Insurance coverage gaps and claims uncertainties can arise when coverage for hurricane damage is divided among multiple insurance policies. Coverage for hurricanes generally requires more than one policy because private homeowners policies generally exclude flood damage. But the extent of coverage under each policy depends on the cause of the damages, as determined through the claims adjustment process and the policy terms that cover a particular type of damage. This process is further complicated when the damaged property is subjected to a combination of high winds and flooding and evidence at the damage scene is limited. Other claims concerns can arise on such properties when the same insurer serves as both NFIP’s write-your-own (WYO) insurer and the property-casualty (wind) insurer. In such cases, the same company is responsible for determining damages and losses to itself and to NFIP, creating an inherent conflict of interest.

Though we are not so called “professional” news reporters at the Insurance Issues Forum, I was able to land a copy of Senator Vitter’s letter to Senators Dodd and Shelby by contacting Gene Taylor’s office and simply asking for it. Since Mr. Drawbaugh did not see fit to speak with either of Louisiana Senators or HR3121 sponsor Rep Gene Taylor I guess it is understandable, though somewhat unprofessional that he reported a false reason for the hold on the Senate re authorization of the National Flood Insurance Program. Concerns over “boosting insurance rates” was not the reason Senator Vitter had a problem with the Senate version of the bill, rather:

I believe any legislation reforming the flood insurance program must make an increase in the maximum coverage levels available to policyholders. As you know, your bill does not do this. The current coverage levels have not been increased since 1994. With inflation and increased home prices since that time, the current coverage levels are severely outdated. The bills passed by the U.S. House of Representatives last and this Congress increased the current maximum levels of $250,000 for residential properties and $500,000 for non-residential properties to $335,000 and $670,000 respectively. These reasonable adjustments in the coverage levels would bring more certainty and affordability to the insurance market.

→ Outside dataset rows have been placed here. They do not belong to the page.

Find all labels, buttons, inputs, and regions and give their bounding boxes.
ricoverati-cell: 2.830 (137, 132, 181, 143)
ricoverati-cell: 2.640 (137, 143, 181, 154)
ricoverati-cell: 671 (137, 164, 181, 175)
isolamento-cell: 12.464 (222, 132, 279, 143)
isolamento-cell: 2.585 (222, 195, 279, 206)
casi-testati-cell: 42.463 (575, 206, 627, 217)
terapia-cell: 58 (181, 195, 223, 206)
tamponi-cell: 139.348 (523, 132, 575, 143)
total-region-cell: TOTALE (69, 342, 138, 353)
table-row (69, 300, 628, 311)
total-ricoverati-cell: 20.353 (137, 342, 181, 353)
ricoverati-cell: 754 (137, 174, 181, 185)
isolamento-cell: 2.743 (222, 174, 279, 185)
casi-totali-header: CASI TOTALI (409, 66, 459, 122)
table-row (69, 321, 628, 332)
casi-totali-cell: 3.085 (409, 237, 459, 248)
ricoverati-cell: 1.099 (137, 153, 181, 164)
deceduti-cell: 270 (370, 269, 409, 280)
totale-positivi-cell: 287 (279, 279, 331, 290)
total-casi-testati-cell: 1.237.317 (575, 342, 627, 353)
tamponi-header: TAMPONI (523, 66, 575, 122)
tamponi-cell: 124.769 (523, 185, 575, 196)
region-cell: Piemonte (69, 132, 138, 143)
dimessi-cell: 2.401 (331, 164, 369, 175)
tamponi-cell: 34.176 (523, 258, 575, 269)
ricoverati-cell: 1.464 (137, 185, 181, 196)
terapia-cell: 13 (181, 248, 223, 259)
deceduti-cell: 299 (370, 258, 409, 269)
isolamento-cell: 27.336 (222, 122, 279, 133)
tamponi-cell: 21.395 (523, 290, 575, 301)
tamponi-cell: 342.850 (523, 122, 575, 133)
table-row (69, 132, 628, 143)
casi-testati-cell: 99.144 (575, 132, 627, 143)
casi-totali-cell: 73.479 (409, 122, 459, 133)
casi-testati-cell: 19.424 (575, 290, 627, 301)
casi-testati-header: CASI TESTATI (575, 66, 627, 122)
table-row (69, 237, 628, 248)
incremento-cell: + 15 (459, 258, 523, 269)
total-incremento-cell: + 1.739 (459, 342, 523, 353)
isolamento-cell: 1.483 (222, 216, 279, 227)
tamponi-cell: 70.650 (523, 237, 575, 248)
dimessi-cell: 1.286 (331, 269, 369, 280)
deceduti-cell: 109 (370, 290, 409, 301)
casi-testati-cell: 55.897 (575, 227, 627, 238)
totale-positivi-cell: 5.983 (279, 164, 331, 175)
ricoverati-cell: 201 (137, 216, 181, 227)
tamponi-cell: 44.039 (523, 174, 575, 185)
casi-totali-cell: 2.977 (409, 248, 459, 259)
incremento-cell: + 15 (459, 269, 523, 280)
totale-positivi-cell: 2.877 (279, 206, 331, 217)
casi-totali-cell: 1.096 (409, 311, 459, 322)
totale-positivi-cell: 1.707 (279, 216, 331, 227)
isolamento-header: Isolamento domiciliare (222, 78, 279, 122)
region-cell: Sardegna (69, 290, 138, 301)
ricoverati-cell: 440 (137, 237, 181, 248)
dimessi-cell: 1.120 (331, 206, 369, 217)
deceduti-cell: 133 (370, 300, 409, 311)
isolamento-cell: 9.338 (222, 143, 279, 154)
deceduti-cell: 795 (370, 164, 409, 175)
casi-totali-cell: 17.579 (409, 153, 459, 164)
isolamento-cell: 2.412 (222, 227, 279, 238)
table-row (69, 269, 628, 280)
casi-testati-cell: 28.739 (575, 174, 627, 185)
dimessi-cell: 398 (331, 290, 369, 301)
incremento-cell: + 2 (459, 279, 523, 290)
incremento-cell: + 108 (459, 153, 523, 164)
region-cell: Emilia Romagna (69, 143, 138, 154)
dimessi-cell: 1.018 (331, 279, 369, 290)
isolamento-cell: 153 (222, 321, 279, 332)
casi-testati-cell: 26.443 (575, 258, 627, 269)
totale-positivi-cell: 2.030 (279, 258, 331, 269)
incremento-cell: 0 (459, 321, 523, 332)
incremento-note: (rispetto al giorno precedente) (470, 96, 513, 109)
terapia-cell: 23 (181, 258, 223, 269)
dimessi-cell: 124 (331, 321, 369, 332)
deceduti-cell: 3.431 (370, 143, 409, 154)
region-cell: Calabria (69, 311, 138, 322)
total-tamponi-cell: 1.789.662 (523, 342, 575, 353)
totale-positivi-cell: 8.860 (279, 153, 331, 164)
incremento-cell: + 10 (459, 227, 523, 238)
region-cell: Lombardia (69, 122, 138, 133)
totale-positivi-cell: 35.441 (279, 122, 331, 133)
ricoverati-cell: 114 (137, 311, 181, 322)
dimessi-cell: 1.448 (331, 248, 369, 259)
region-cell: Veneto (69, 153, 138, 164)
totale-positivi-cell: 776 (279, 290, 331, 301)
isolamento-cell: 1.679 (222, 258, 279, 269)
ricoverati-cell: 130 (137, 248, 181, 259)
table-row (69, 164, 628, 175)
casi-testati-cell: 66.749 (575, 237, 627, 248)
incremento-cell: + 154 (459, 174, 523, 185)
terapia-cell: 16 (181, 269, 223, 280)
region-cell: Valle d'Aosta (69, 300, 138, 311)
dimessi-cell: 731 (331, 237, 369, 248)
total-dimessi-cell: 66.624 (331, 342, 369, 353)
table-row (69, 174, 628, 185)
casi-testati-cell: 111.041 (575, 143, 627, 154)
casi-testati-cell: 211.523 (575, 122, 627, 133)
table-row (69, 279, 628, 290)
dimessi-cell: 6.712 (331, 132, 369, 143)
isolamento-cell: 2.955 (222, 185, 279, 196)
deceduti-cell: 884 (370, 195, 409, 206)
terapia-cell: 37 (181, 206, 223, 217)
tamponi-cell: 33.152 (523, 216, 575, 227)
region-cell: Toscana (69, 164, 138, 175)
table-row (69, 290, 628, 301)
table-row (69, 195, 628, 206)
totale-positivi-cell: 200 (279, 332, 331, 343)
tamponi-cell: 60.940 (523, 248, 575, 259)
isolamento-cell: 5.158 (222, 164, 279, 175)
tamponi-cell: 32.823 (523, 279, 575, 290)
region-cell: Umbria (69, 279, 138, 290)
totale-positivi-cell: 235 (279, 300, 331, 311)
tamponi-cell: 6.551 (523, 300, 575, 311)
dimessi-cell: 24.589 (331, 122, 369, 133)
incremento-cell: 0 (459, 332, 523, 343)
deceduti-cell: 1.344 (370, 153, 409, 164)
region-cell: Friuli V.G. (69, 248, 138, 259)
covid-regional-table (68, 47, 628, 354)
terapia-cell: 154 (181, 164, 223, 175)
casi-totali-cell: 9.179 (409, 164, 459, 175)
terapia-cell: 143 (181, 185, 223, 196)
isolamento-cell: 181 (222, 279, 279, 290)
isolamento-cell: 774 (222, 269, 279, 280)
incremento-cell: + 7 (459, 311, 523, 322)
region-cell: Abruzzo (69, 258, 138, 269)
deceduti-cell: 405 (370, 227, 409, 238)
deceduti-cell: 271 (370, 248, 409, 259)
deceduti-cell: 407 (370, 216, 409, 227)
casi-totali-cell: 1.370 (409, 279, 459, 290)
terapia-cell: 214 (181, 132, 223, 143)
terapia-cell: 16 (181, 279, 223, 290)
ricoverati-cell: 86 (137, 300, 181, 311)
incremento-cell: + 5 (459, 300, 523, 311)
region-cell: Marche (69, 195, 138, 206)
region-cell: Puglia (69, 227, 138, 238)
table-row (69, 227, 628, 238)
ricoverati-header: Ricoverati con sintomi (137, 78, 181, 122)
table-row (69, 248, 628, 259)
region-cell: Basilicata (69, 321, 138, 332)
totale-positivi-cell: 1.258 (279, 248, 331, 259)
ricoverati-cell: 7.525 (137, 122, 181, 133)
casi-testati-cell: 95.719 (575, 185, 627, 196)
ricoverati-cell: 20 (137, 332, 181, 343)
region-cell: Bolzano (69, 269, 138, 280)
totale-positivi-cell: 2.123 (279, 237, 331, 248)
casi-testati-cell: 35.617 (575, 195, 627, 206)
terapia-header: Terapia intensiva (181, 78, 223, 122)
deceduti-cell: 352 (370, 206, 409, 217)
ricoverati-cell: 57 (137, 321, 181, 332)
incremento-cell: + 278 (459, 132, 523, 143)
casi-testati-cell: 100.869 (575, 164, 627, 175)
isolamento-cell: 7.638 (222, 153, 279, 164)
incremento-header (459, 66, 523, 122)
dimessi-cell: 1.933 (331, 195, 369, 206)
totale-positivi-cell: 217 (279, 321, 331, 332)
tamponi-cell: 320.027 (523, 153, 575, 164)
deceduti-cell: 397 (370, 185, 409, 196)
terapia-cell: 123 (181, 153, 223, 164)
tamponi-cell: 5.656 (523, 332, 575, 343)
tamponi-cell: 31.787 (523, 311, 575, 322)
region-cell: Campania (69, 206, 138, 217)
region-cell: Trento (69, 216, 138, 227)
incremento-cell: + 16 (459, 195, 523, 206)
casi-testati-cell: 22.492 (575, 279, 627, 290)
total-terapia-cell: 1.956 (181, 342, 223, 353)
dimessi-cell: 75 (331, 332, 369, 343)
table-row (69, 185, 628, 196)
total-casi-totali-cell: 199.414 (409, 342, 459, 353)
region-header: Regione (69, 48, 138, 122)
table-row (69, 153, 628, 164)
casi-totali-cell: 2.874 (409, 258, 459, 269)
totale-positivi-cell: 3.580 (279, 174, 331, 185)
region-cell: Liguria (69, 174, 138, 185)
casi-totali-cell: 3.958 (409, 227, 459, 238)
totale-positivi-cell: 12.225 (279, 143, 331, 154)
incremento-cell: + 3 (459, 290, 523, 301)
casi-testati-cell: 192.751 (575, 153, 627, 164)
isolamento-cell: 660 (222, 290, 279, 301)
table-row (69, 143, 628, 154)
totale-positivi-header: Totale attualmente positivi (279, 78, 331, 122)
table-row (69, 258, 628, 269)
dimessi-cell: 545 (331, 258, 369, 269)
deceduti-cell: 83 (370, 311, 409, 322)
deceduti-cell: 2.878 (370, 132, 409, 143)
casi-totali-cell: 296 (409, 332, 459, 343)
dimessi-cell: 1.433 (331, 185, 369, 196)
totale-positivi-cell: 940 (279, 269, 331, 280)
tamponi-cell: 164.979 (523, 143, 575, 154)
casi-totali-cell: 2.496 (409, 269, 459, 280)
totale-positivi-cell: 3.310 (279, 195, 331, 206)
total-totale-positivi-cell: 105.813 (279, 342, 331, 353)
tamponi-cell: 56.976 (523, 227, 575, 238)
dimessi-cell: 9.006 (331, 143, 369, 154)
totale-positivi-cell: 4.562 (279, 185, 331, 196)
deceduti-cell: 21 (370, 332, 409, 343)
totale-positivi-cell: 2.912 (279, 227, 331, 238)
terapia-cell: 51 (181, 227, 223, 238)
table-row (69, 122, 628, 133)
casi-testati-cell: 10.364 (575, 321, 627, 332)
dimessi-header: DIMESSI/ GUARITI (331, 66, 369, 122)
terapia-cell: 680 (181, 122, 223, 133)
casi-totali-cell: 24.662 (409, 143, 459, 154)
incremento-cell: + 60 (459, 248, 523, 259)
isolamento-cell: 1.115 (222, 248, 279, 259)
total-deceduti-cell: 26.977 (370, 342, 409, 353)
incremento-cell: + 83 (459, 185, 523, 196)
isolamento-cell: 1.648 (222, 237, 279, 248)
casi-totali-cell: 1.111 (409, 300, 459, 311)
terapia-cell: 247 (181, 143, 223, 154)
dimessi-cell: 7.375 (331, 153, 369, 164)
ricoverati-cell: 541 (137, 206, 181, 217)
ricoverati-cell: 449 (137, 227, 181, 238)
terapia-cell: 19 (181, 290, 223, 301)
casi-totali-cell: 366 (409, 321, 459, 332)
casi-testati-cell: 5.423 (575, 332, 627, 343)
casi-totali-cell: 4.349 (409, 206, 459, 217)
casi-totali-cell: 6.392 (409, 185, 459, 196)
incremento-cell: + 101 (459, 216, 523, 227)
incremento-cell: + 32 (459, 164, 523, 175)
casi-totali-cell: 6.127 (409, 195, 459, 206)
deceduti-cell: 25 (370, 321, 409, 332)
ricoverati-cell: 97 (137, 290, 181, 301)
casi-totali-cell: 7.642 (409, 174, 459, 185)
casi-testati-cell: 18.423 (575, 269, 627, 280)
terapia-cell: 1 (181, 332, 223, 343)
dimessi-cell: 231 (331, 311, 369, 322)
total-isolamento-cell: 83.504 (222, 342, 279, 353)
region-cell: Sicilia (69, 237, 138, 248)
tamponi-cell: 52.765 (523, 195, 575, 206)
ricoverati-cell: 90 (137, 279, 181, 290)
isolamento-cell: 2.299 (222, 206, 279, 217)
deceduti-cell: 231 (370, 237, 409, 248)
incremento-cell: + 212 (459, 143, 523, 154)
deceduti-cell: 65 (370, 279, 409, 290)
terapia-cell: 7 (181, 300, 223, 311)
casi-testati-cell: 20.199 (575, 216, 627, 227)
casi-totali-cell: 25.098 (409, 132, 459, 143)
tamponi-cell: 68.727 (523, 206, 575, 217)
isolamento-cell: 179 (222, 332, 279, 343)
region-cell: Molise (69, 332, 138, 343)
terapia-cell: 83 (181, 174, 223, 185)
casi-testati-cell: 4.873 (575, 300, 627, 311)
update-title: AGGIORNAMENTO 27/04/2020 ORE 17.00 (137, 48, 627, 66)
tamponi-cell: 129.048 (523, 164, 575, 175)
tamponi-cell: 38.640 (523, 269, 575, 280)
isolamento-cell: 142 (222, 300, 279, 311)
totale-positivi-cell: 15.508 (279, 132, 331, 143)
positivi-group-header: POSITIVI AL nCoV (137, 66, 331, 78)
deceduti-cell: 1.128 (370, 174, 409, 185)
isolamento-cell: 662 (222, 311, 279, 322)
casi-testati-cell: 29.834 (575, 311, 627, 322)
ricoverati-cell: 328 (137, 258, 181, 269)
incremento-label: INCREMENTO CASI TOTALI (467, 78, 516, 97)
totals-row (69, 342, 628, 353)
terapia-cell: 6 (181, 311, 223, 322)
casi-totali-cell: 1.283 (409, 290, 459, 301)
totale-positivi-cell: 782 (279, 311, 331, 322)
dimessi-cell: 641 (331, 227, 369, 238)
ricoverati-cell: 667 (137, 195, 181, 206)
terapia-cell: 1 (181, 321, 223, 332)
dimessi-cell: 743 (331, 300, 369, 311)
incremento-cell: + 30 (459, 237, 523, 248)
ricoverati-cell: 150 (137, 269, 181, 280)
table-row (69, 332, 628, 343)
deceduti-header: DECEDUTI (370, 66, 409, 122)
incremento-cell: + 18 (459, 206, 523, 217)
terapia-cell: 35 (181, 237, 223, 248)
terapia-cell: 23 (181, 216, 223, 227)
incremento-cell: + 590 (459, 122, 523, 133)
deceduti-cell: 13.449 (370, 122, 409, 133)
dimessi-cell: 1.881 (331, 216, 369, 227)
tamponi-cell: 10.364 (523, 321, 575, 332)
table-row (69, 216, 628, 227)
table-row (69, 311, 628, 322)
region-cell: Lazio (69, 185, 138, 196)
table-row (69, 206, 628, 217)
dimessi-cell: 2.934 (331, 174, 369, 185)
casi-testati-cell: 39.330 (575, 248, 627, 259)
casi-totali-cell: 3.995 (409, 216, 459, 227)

Also, flood insurance reform legislation should allow policyholders new lines of optional coverage, including coverage for business interruption and full replacement costs of contents. Businesses in Louisiana continue to suffer as we recover from Hurricanes Katrina and Rita, and skyrocketing insurance costs and fewer providers offering coverage remain among the most significant barriers to full economic recovery. These new coverage options, which could be offered at market rates so as not to add any additional financial strain on the program, would go a long way in providing some stability and affordability to the insurance market.

Additionally, I believe Congress must address the overall insurance crisis along the Gulf Coast centered on the lack of coverage options and affordable rates for wind damage. Lack of available or affordable general liability coverage including wind coverage is now one of the single biggest obstacles to recovery. Rates have skyrocketed well beyond what seems necessary to cover the risk and are not abating. Either wind coverage should be added to the National Flood Insurance Program at market rates as the House-passed bill does, or we must take other action outside the flood insurance program to address the broader insurance crisis. This could include a catastrophic backstop, similar to what we have for terrorism risk insurance.

We stand ready to correct any factual inaccuracies we find in hard news reporting on this issue, which impacts so many along America’s coastlines. Reuters owes us a correction.